L'eau: une question de vie ou de mort
    Pour de nombreuses personnes, l'eau est un corps incolore, inodore et insipide. Cette définition, apprise à l'école primaire, laisse une impression de banalité que les commodités d'utilisation dans nos régions ont fortement renforcée. En réalité, l'eau est une substance tout à fait extraordinaire, par ses caractéristiques propres mais aussi par le rôle multiple qu'elle joue dans la marche du monde. Elle est le sang de la terre. Elle participe à l'épanouissement de notre bien-être et au développement de notre société, mais elle est tellement omniprésente que nous en oublions son importance.

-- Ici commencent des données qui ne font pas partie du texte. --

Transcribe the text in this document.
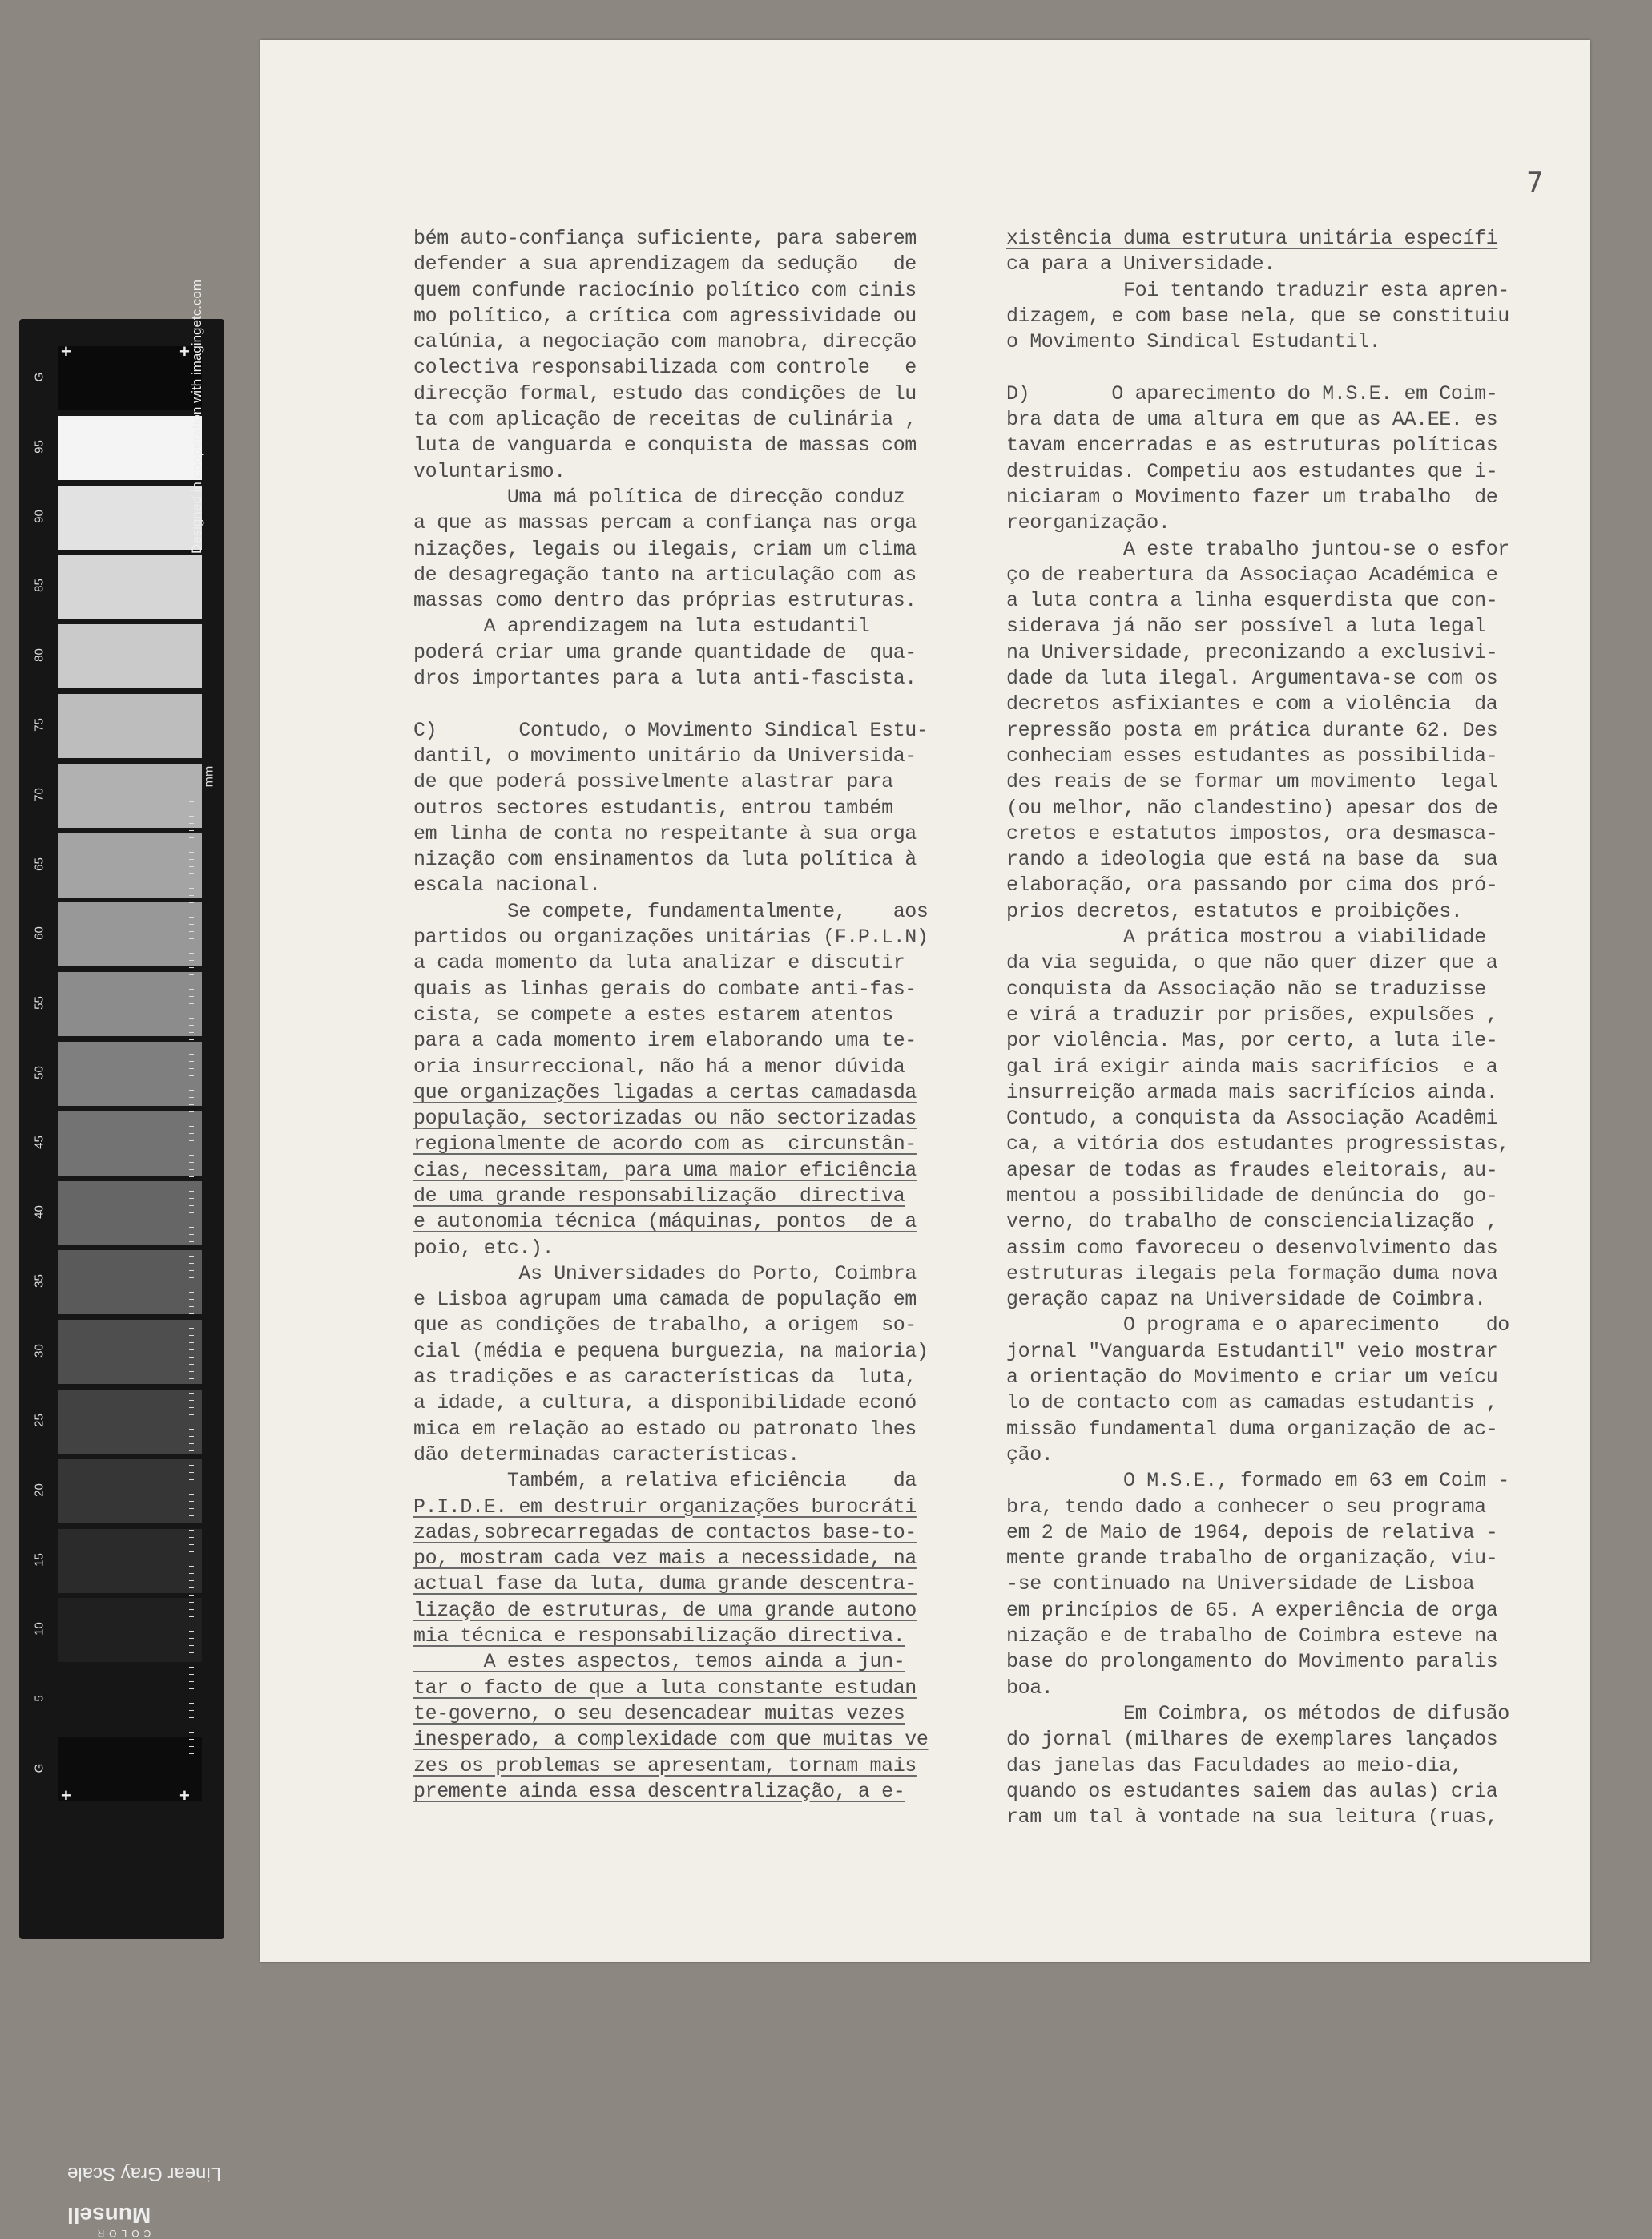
G
95
90
85
80
75
70
65
60
55
50
45
40
35
30
25
20
15
10
5
G
+	+
+	+
Linear Gray Scale
COLOR
Munsell
Designed in cooperation with imagingetc.com
mm
7
bém auto-confiança suficiente, para saberem
defender a sua aprendizagem da sedução   de
quem confunde raciocínio político com cinis
mo político, a crítica com agressividade ou
calúnia, a negociação com manobra, direcção
colectiva responsabilizada com controle   e
direcção formal, estudo das condições de lu
ta com aplicação de receitas de culinária ,
luta de vanguarda e conquista de massas com
voluntarismo.
Uma má política de direcção conduz
a que as massas percam a confiança nas orga
nizações, legais ou ilegais, criam um clima
de desagregação tanto na articulação com as
massas como dentro das próprias estruturas.
A aprendizagem na luta estudantil
poderá criar uma grande quantidade de  qua-
dros importantes para a luta anti-fascista.
C)       Contudo, o Movimento Sindical Estu-
dantil, o movimento unitário da Universida-
de que poderá possivelmente alastrar para
outros sectores estudantis, entrou também
em linha de conta no respeitante à sua orga
nização com ensinamentos da luta política à
escala nacional.
Se compete, fundamentalmente,    aos
partidos ou organizações unitárias (F.P.L.N)
a cada momento da luta analizar e discutir
quais as linhas gerais do combate anti-fas-
cista, se compete a estes estarem atentos
para a cada momento irem elaborando uma te-
oria insurreccional, não há a menor dúvida
que organizações ligadas a certas camadasda
população, sectorizadas ou não sectorizadas
regionalmente de acordo com as  circunstân-
cias, necessitam, para uma maior eficiência
de uma grande responsabilização  directiva
e autonomia técnica (máquinas, pontos  de a
poio, etc.).
As Universidades do Porto, Coimbra
e Lisboa agrupam uma camada de população em
que as condições de trabalho, a origem  so-
cial (média e pequena burguezia, na maioria)
as tradições e as características da  luta,
a idade, a cultura, a disponibilidade econó
mica em relação ao estado ou patronato lhes
dão determinadas características.
Também, a relativa eficiência    da
P.I.D.E. em destruir organizações burocráti
zadas,sobrecarregadas de contactos base-to-
po, mostram cada vez mais a necessidade, na
actual fase da luta, duma grande descentra-
lização de estruturas, de uma grande autono
mia técnica e responsabilização directiva.
A estes aspectos, temos ainda a jun-
tar o facto de que a luta constante estudan
te-governo, o seu desencadear muitas vezes
inesperado, a complexidade com que muitas ve
zes os problemas se apresentam, tornam mais
premente ainda essa descentralização, a e-
xistência duma estrutura unitária específi
ca para a Universidade.
Foi tentando traduzir esta apren-
dizagem, e com base nela, que se constituiu
o Movimento Sindical Estudantil.
D)       O aparecimento do M.S.E. em Coim-
bra data de uma altura em que as AA.EE. es
tavam encerradas e as estruturas políticas
destruidas. Competiu aos estudantes que i-
niciaram o Movimento fazer um trabalho  de
reorganização.
A este trabalho juntou-se o esfor
ço de reabertura da Associaçao Académica e
a luta contra a linha esquerdista que con-
siderava já não ser possível a luta legal
na Universidade, preconizando a exclusivi-
dade da luta ilegal. Argumentava-se com os
decretos asfixiantes e com a violência  da
repressão posta em prática durante 62. Des
conheciam esses estudantes as possibilida-
des reais de se formar um movimento  legal
(ou melhor, não clandestino) apesar dos de
cretos e estatutos impostos, ora desmasca-
rando a ideologia que está na base da  sua
elaboração, ora passando por cima dos pró-
prios decretos, estatutos e proibições.
A prática mostrou a viabilidade
da via seguida, o que não quer dizer que a
conquista da Associação não se traduzisse
e virá a traduzir por prisões, expulsões ,
por violência. Mas, por certo, a luta ile-
gal irá exigir ainda mais sacrifícios  e a
insurreição armada mais sacrifícios ainda.
Contudo, a conquista da Associação Acadêmi
ca, a vitória dos estudantes progressistas,
apesar de todas as fraudes eleitorais, au-
mentou a possibilidade de denúncia do  go-
verno, do trabalho de consciencialização ,
assim como favoreceu o desenvolvimento das
estruturas ilegais pela formação duma nova
geração capaz na Universidade de Coimbra.
O programa e o aparecimento    do
jornal "Vanguarda Estudantil" veio mostrar
a orientação do Movimento e criar um veícu
lo de contacto com as camadas estudantis ,
missão fundamental duma organização de ac-
ção.
O M.S.E., formado em 63 em Coim -
bra, tendo dado a conhecer o seu programa
em 2 de Maio de 1964, depois de relativa -
mente grande trabalho de organização, viu-
-se continuado na Universidade de Lisboa
em princípios de 65. A experiência de orga
nização e de trabalho de Coimbra esteve na
base do prolongamento do Movimento paralis
boa.
Em Coimbra, os métodos de difusão
do jornal (milhares de exemplares lançados
das janelas das Faculdades ao meio-dia,
quando os estudantes saiem das aulas) cria
ram um tal à vontade na sua leitura (ruas,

    En fait, rien ne serait possible sans elle. Substance extraordinaire, elle l'est car beaucoup de ses propriétés physiques et chimiques constituent des exceptions aux règles générales. Lorsqu'elle gèle et devient solide, elle augmente de volume au lieu de diminuer comme le font la plupart des autres substances et la portion solidifiée est plus légère que la portion restée liquide. L'eau est également capable d'absorber ou de libérer plus de chaleur que la plupart des substances courantes. Avec la complicité de la température, l'eau détermine les climats, donc la répartition des plantes et des animaux sur la terre, modèle la face de la planète, fait lever les récoltes.
    La vie est possible sans air pour certains organismes microscopiques mais pas sans eau. Leau est le corps naturel qui constitue la plus grande partie des êtres vivants: environ 66% du poids corporel humain, 80% chez les champignons et jusqu'à 98% chez certains organismes marins comme les méduses. Dans chaque individu, l'eau assure le maintien des structures et des équilibres cellulaires; grâce à ses capacités de solvant, elle permet la distribution et le transit des sels minéraux, des gaz et des molécules organiques solubles et, par conséquent, le transport des aliments et des déchets, la synthèse de la matière et la croissance des individus. L'eau intervient également dans de nombreux processus technologiques comme source d'énergie mais aussi comme élément de constitution et de fonctionnement. Leau est indispensable et pourtant l'eau de qualité commence à manquer, même dans les pays où elle constitue, ce que peu de gens réalisent à sa juste valeur, l'une des principales richesses. Une attitude irresponsable a conduit l'homme à utiliser l'eau comme le véhicule privilégié de ses déchets.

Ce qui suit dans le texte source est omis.